Critique littéraire : Go West, Gloria de Sarah Rocheville

Go West, Gloria

Sarah Rocheville

Leméac

 Exister sur le bas-côté de la vie

Gloria, une jeune femme dans la vingtaine, quitte subitement les Cantons-de-l’Est pour la plaine manitobaine. Son père Jacques, condamné par le cancer, embauche un tueur à gages pour mettre fin à ses jours avant que la maladie l’emporte de façon humiliante. Les deux protagonistes ont une ultime discussion, où Jacques monologue, distillant pour sa fille ce qu’il croit être sa sagesse dans le confinement d’un habitacle de Lexus. C’est par l’alternance de leurs paroles et de leurs pensées que se construit la trame du roman. « Comme cela nous est doux, de ne pas être nous » est peut-être ce qui articule la fuite de la fille et la confession du père.

Gloria préfère se laisser porter, contempler le théâtre du monde en simple spectatrice. Dans sa vie, elle évite les vivants et s’occupe des morts dans un salon funéraire : c’est plus simple ainsi. Son départ vers l’Ouest tient de la retraite plus que de la prise en main. De son côté, Jacques se qualifie de gambler. À l’opposé de Gloria, il habite un monde « dont il est la cause » et en tire un profit qui n’est pas de ceux qui enrichissent la nature humaine. Le gambler devient une sorte de prédateur, voire un parasite.

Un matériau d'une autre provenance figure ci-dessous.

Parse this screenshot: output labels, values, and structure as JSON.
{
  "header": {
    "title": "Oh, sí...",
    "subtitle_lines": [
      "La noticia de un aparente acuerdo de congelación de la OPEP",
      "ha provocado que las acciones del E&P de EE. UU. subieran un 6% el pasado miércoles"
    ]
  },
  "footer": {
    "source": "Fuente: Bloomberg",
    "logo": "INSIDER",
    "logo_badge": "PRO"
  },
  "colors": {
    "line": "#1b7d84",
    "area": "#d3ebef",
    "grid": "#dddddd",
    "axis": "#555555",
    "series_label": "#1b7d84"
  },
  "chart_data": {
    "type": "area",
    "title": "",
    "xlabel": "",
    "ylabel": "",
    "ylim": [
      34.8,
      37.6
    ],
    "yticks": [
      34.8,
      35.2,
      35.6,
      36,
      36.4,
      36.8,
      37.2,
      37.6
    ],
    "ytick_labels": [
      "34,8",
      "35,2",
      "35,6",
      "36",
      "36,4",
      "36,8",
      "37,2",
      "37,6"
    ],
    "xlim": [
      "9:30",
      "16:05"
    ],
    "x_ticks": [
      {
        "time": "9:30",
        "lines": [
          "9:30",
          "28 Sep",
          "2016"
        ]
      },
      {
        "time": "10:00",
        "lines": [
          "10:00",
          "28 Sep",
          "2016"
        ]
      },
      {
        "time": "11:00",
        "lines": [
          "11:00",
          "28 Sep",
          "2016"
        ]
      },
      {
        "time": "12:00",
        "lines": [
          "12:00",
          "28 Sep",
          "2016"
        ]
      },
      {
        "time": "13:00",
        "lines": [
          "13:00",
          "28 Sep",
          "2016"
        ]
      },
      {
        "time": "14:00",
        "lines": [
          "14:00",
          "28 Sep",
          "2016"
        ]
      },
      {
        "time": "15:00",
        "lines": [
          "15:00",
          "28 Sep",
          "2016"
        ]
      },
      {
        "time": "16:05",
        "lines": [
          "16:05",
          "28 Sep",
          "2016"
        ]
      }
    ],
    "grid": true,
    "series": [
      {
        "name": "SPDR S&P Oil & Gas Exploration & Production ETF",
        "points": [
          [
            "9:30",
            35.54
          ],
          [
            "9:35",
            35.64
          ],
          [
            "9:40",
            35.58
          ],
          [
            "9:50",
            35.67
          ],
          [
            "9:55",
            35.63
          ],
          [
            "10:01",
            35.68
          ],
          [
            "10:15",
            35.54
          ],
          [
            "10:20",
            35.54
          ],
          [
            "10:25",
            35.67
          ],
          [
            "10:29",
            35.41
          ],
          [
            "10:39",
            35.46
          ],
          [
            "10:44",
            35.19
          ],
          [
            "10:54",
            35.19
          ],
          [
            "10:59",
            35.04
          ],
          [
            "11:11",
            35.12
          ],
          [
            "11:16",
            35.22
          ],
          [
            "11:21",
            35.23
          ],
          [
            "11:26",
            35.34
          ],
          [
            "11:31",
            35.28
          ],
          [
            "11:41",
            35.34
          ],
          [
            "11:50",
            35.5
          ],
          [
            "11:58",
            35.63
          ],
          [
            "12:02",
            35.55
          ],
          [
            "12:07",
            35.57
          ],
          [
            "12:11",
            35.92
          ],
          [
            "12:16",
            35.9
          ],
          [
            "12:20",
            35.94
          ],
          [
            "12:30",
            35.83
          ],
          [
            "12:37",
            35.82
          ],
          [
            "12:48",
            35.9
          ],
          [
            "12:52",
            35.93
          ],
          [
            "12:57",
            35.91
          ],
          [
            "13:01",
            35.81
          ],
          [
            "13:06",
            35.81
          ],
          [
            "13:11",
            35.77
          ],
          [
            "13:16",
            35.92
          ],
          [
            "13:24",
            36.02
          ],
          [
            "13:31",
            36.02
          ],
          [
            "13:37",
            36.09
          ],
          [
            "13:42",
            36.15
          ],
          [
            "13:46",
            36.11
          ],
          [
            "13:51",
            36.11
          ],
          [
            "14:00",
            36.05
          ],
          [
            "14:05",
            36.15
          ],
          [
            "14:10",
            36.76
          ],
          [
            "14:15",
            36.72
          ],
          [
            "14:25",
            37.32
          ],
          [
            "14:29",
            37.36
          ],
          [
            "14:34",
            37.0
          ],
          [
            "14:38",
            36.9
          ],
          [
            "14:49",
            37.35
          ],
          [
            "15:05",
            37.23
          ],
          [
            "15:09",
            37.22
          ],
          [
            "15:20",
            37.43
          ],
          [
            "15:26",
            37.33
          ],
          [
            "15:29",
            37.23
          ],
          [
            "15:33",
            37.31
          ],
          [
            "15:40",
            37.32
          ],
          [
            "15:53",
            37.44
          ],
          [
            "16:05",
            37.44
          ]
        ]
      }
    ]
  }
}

Rocheville nous plonge dans les pensées de ses personnages. Parfois on s’y reconnaît, parfois pas. Les personnages ont tendance à s’emporter jusqu’au délire. Leur conscience s’égare en grandes envolées lyriques. Les paysages d’hiver de la plaine manitobaine revêtent une grande importance : Gloria s’y retrouve, isolée, et reprend conscience de son corps pour mieux se perdre dans l’immensité. Ce sont ces instants qui font toute la force du roman. La plume élégante et poétique de l’auteure surprend au détour des phrases, créant de petites chutes et ménageant un espace au rêve et au plaisir de lecture.

Toutefois, le récit a tendance, malgré sa brièveté, à stagner. Les deux voix qui le constituent ne dialoguent pas vraiment sans être en opposition directe. On se questionne alors sur le choix d’une telle structure. Le roman semble donc incomplet. On aurait aimé que jaillissent quelques étincelles de cette rencontre. Du côté du style, les emportements du père sont peu crédibles : on y voit trop la patte de l’auteure et pas assez la voix du personnage. Ces envolées deviennent parfois si lourdes qu’elles finissent par nuire au récit. On se demande souvent si le roman n’est pas plutôt un essai déguisé, forme qui finalement lui aurait mieux sied.

On lira donc surtout Go West, Gloria pour sa façon de dévoiler l’angoisse existentielle moderne et pour sa réflexion sur l’idée de saisir à la vie pour réinvestir le monde. Ce qui passe parfois par la prise conscience de son corps et de sa petitesse dans l’immensité de la géographie et par le flot des contacts humains.